Exodus 21: 1 to 24: 18


This week’s Torah portion, as the name suggests, elucidates a number of laws to be kept by the Jewish people as a sign and practice of the covenant between them and their god. It notably contains the famous exhortation to repay “eye for eye, tooth for tooth, hand for hand, foot for foot, burn for burn, wound for wound, bruise for bruise”, yet there is no indication that this was ever taken or implemented literally – from the earliest days of Jewish nationhood the consensus opinion was that monetary compensation should be made for each type of wound and that the Torah’s strict equation of one thing with another of its kind was only meant to remind us that no more should be demanded than what is necessary. Yet it is clear that the motivation for such a symbolic interpretation could only have been an aversion to a literal application, showing that even before the advent of the Reform movement and its insistence on the mutability of Jewish law, the sages could not bring themselves to apply even biblical law in a way which – rightly or wrongly – ran counter to the demands of their natural sensitivity and human predisposition toward compassion.

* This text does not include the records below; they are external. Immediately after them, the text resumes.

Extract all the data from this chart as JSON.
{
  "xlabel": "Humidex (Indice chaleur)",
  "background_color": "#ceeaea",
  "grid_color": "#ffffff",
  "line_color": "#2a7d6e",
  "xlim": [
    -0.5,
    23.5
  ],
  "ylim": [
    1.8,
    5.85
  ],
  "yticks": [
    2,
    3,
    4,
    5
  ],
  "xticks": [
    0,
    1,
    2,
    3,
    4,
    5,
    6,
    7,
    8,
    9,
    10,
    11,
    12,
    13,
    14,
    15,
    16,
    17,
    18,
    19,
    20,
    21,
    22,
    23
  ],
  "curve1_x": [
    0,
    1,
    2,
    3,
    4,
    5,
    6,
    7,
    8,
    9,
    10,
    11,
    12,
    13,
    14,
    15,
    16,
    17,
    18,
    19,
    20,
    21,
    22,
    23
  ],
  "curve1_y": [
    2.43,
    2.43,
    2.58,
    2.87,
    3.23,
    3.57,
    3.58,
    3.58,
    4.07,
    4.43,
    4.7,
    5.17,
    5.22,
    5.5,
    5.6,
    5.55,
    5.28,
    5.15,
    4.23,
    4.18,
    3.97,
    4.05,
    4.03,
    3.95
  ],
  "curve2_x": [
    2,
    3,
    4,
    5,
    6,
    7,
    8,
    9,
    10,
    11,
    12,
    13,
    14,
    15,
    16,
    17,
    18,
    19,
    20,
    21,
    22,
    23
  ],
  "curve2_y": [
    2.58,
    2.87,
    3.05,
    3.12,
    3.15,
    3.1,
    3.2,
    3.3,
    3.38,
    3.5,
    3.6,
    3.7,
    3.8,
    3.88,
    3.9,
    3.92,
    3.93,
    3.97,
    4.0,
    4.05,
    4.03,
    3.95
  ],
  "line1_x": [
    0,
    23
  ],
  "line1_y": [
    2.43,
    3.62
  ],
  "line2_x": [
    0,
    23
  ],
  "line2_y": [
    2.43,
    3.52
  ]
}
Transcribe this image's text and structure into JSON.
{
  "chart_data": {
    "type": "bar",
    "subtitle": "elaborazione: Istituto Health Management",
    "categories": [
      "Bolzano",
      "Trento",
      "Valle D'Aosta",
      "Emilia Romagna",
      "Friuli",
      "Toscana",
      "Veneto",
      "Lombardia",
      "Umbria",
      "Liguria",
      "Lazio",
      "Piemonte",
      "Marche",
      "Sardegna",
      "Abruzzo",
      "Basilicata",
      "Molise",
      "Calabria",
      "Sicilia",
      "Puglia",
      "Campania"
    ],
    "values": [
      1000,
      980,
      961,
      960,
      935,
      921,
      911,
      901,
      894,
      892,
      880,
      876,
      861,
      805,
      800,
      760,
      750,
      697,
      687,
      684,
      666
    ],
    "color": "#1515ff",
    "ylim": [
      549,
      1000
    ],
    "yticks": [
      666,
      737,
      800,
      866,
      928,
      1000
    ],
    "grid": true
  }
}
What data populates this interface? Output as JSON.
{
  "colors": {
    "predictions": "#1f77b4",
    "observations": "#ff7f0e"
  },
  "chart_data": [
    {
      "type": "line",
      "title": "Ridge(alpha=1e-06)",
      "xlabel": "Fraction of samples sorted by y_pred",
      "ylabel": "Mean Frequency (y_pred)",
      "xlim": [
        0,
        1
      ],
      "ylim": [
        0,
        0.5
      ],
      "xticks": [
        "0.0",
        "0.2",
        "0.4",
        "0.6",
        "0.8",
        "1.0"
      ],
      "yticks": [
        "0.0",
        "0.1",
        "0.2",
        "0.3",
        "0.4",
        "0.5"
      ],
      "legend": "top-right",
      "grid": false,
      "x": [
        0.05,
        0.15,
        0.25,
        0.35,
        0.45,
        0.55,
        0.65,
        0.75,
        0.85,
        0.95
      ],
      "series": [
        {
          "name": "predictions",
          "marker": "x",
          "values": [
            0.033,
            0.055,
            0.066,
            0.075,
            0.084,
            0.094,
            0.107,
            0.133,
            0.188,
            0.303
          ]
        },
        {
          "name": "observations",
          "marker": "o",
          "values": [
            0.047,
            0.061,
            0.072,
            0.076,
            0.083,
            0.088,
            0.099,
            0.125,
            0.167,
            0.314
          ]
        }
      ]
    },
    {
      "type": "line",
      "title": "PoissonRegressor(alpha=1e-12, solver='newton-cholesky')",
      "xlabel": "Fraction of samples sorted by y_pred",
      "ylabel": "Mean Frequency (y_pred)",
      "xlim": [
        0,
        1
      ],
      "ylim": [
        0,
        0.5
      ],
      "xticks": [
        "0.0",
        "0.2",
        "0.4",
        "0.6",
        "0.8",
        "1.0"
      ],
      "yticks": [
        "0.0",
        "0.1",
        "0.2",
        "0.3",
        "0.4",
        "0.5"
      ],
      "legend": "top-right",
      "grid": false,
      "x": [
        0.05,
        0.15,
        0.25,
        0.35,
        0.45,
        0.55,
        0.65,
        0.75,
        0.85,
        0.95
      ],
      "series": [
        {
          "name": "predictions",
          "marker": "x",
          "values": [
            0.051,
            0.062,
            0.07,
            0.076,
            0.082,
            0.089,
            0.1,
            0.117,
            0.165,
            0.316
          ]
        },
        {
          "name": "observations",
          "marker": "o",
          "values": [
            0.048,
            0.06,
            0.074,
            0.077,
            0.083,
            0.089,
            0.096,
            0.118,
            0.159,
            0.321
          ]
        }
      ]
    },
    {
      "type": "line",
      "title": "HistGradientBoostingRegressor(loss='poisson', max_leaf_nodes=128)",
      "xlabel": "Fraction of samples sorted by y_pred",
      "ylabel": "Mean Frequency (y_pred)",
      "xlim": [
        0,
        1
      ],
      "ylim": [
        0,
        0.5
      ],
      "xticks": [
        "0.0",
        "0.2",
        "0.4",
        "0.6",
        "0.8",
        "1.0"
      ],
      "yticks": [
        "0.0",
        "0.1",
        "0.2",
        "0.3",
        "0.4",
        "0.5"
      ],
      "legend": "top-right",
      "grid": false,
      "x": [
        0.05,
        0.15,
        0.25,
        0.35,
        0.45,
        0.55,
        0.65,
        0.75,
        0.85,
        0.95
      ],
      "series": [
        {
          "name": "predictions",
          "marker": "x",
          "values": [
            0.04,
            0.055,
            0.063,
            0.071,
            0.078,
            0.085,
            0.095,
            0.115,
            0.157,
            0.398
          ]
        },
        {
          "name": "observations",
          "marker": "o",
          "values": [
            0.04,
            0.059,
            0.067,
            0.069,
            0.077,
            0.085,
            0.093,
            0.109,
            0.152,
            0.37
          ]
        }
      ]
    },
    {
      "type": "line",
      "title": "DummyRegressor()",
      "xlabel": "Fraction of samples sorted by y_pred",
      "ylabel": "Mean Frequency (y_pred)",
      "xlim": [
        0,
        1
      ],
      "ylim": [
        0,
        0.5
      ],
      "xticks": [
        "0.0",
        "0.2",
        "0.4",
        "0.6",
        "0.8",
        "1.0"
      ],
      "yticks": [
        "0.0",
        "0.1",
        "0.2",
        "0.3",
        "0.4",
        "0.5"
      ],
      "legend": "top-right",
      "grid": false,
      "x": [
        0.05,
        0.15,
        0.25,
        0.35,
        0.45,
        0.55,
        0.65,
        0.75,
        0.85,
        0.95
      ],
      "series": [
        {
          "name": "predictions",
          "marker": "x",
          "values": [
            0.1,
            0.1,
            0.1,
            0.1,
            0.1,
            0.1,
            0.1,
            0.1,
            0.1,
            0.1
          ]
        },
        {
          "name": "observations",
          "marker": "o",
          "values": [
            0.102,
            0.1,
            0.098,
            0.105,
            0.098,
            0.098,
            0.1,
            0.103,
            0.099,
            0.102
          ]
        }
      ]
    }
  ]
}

In that sense Jewish law has always been a co-creation by both man and God, the only question being how much each is willing to cede to the other in terms of how our world should be shaped. (The haftarah for the special SHABBAT SHEKALIM is II Kings 12: 5 to 16 and recalls the collection of money during the reign of King Jehoash for maintenance of the Temple, speaking exactly to the necessary role of man in the ongoing work of the world’s sanctification).